The City and the City Symbols, Allegory and Motifs

The City and the City Symbols, Allegory and Motifs

The Two Cities

Two different cities each occupying the same geographical space with the population of each city going about their business without constantly running into the reality of the other city. It seems to be such an absurd literary conceit upon which to build a story in which that concept is not even the main plot as to be even beyond the reach of symbolism. What could one possibly extract from such a ridiculously impossible state of affairs that could be applied even on a symbolic level to our real lives?

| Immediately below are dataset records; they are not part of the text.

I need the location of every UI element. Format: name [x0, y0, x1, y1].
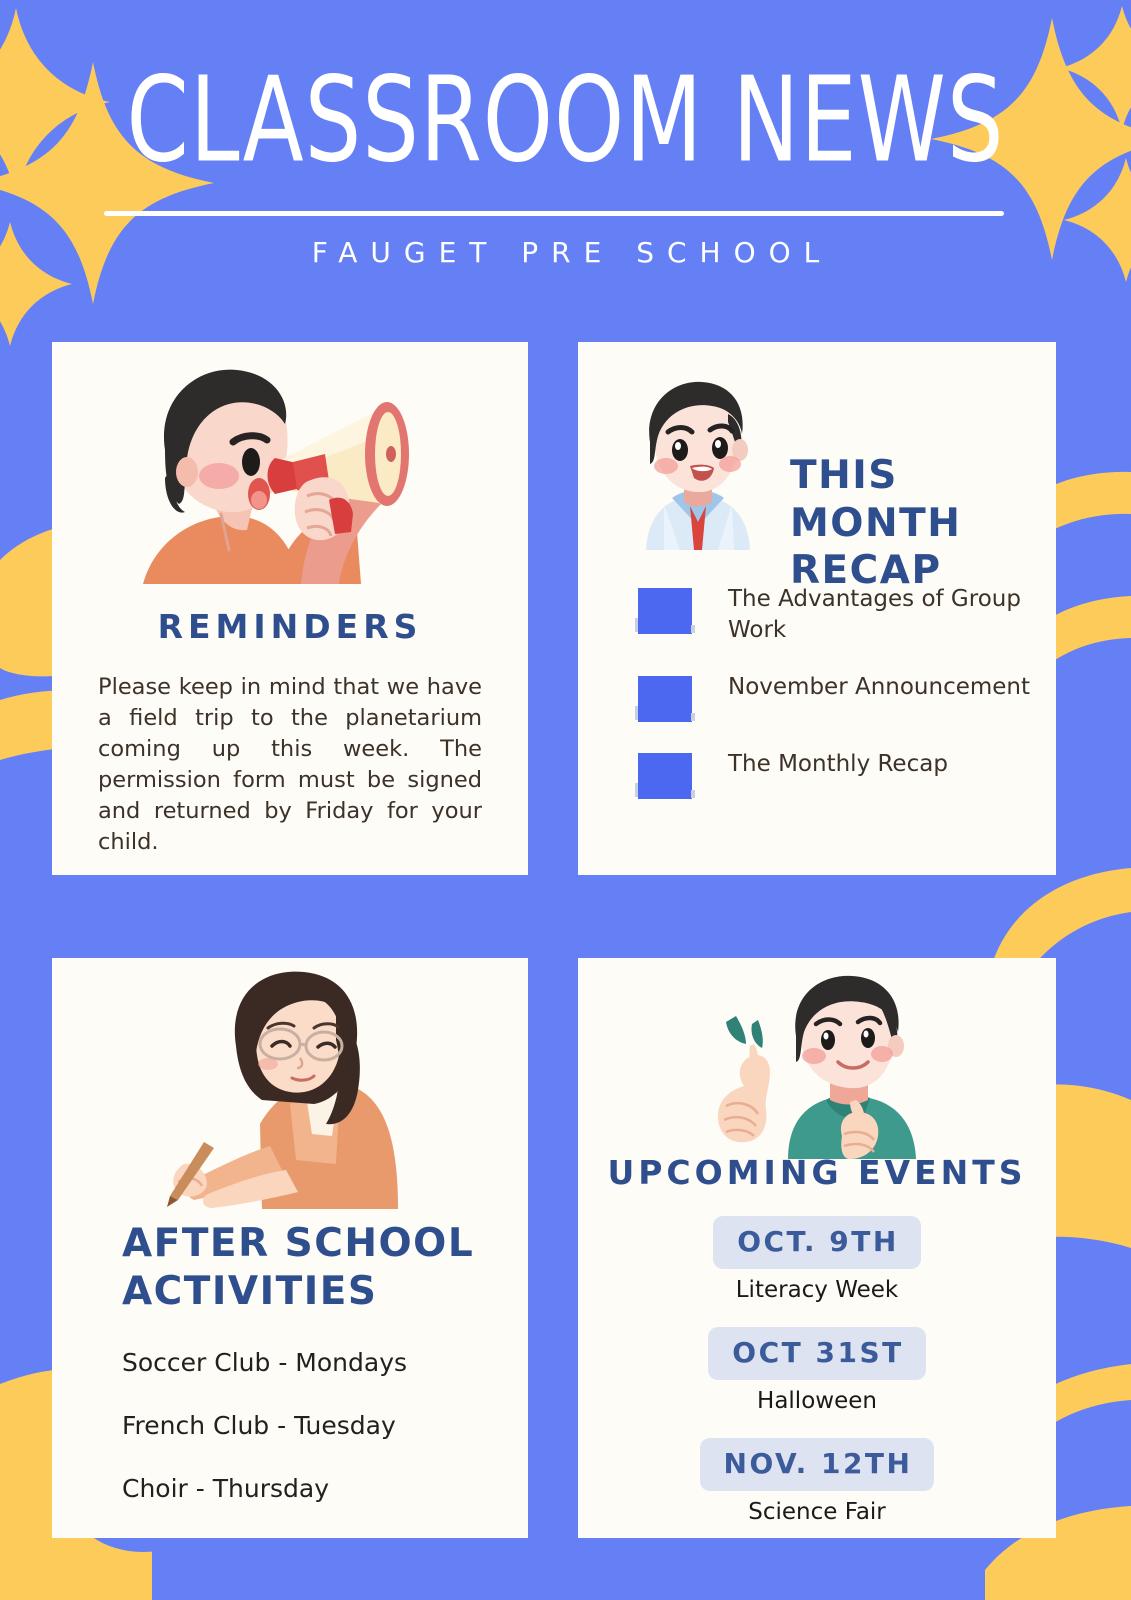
- event-label: Science Fair: [578, 1499, 1056, 1525]
- square-bullet-icon: [638, 676, 692, 722]
- event-entry: OCT 31ST Halloween: [578, 1327, 1056, 1414]
- reminders-card: REMINDERS Please keep in mind that we ha…: [52, 342, 528, 875]
- activities-title-line1: AFTER SCHOOL: [122, 1220, 512, 1268]
- recap-list: The Advantages of Group Work November An…: [638, 584, 1038, 826]
- recap-header: THIS MONTH RECAP: [606, 380, 1036, 560]
- events-list: OCT. 9TH Literacy Week OCT 31ST Hallowee…: [578, 1216, 1056, 1538]
- recap-item-label: November Announcement: [728, 672, 1030, 703]
- classroom-news-poster: CLASSROOM NEWS FAUGET PRE SCHOOL: [0, 0, 1131, 1600]
- reminders-body: Please keep in mind that we have a field…: [98, 672, 482, 858]
- event-label: Halloween: [578, 1388, 1056, 1414]
- activities-title-line2: ACTIVITIES: [122, 1268, 512, 1316]
- page-title: CLASSROOM NEWS: [17, 62, 1114, 180]
- event-entry: OCT. 9TH Literacy Week: [578, 1216, 1056, 1303]
- list-item: The Advantages of Group Work: [638, 584, 1038, 645]
- recap-item-label: The Monthly Recap: [728, 749, 948, 780]
- recap-title-line1: THIS MONTH: [790, 452, 1040, 547]
- events-title-text: UPCOMING EVENTS: [607, 1153, 1026, 1192]
- list-item: French Club - Tuesday: [122, 1411, 512, 1440]
- activities-card: AFTER SCHOOL ACTIVITIES Soccer Club - Mo…: [52, 958, 528, 1538]
- event-date-chip: NOV. 12TH: [700, 1438, 935, 1491]
- list-item: The Monthly Recap: [638, 749, 1038, 799]
- list-item: Soccer Club - Mondays: [122, 1348, 512, 1377]
- activities-title: AFTER SCHOOL ACTIVITIES: [122, 1220, 512, 1315]
- event-label: Literacy Week: [578, 1277, 1056, 1303]
- teacher-writing-illustration: [52, 964, 528, 1214]
- recap-item-label: The Advantages of Group Work: [728, 584, 1038, 645]
- reminders-title: REMINDERS: [52, 608, 528, 647]
- school-subtitle: FAUGET PRE SCHOOL: [0, 236, 1131, 269]
- schoolboy-avatar-illustration: [628, 380, 768, 550]
- events-title: UPCOMING EVENTS: [578, 1154, 1056, 1193]
- poster-header: CLASSROOM NEWS FAUGET PRE SCHOOL: [0, 0, 1131, 320]
- events-card: UPCOMING EVENTS OCT. 9TH Literacy Week O…: [578, 958, 1056, 1538]
- square-bullet-icon: [638, 588, 692, 634]
- megaphone-person-illustration: [52, 354, 528, 594]
- event-entry: NOV. 12TH Science Fair: [578, 1438, 1056, 1525]
- list-item: Choir - Thursday: [122, 1474, 512, 1503]
- title-divider: [104, 211, 1004, 216]
- recap-card: THIS MONTH RECAP The Advantages of Group…: [578, 342, 1056, 875]
- square-bullet-icon: [638, 753, 692, 799]
- recap-title: THIS MONTH RECAP: [790, 452, 1040, 595]
- thumbs-up-boy-illustration: [578, 974, 1056, 1164]
- list-item: November Announcement: [638, 672, 1038, 722]
- activities-list: Soccer Club - Mondays French Club - Tues…: [122, 1348, 512, 1537]
- event-date-chip: OCT. 9TH: [713, 1216, 921, 1269]
- event-date-chip: OCT 31ST: [708, 1327, 925, 1380]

This might have been a difficult question to answer in 2009 when the novel first appeared, but less than a decade later not only did it no longer seem absurdly impossible, it seemed to be the state of America. By the year of Covid and the 2020 Presidential election the symbolism of the twin cities was suddenly something that was impossible to “unsee” as in the novel: two Americas existing in the same place, side by side, with each operating under completely different rules of reality.

The Third City

Further connecting the symbolic status of the novel to the actual reality that America would be short after the book’s publication is revelation of how easily people fall for outlandish conspiracy theories while at the same time managing to be so being blind to the actual criminal behavior the conspiracy theories are created to distract them from. Central to the murder investigation that is the centerpiece of the actual plot is a controversial book that posits the theory that a third city, Orciny, also shares this space. This theory turns out to be part of a complicated conspiracy designed for distraction, predicting the complex layering of gullibility among those occupying one side of the two Americas who proved capable of believing the most ridiculous of theories while rejecting the truth playing out before their very eyes.

Breaching

Breaching is the term for illegally crossing from one of the cities to the other. It is the equivalent of illegally cross over the border separating two countries. It is literally the equivalent of that because just as it is almost always easy to cross any border separating two countries, so it is easy to cross between these two cities. Except that since it the highest crime in the land—in both cities—to do this, it is not done out of fear, not out of any difficulty. Breaching becomes the symbol of the lunacy of borders which only exist if they actively guarded and protected. Borders are illusions that a population pretends are real for the sake of preserving the larger fiction that these governments and nations also exist except by collective agreement that they do.

Copula Hall

Crossing between the two cities is technically allowed and can legally be done, but only through the official border checkpoint. That is a building called Copula Hall and though it is not the only place in the cities where one can pass into the other (because, of course, it is possible but illegal to do that literally anywhere) it the physical location that one must travel to in order to make the passage. Because making everyone who wants to pass between cities for whatever reason no matter what the time and their circumstances is a purposely and unnecessary inconvenience, Copula Hall comes to symbolize that the establishment of borders separating nations is nothing but an exercise of authority over individual freedoms.

The Murder

The irony of this police procedural is that the murder being investigate is not considered nearly as serious a crime as breaching. Both cities are profoundly corrupt because attention is focused on a crime which exists only for the singular purpose making sure the population knows they are subject to its authority. Meanwhile, actual criminal behavior capable of real harm to that same population is downplayed and overlooked. What this symbolizes in regard to the real world also just happened to play out on a national scale about a decade after the book appeared when a poor man was publicly executed by a law enforcement officer for the crime of using a counterfeit $20 bill while a self-professed billionaire managed to evade paying income tax without even being questioned by law enforcement.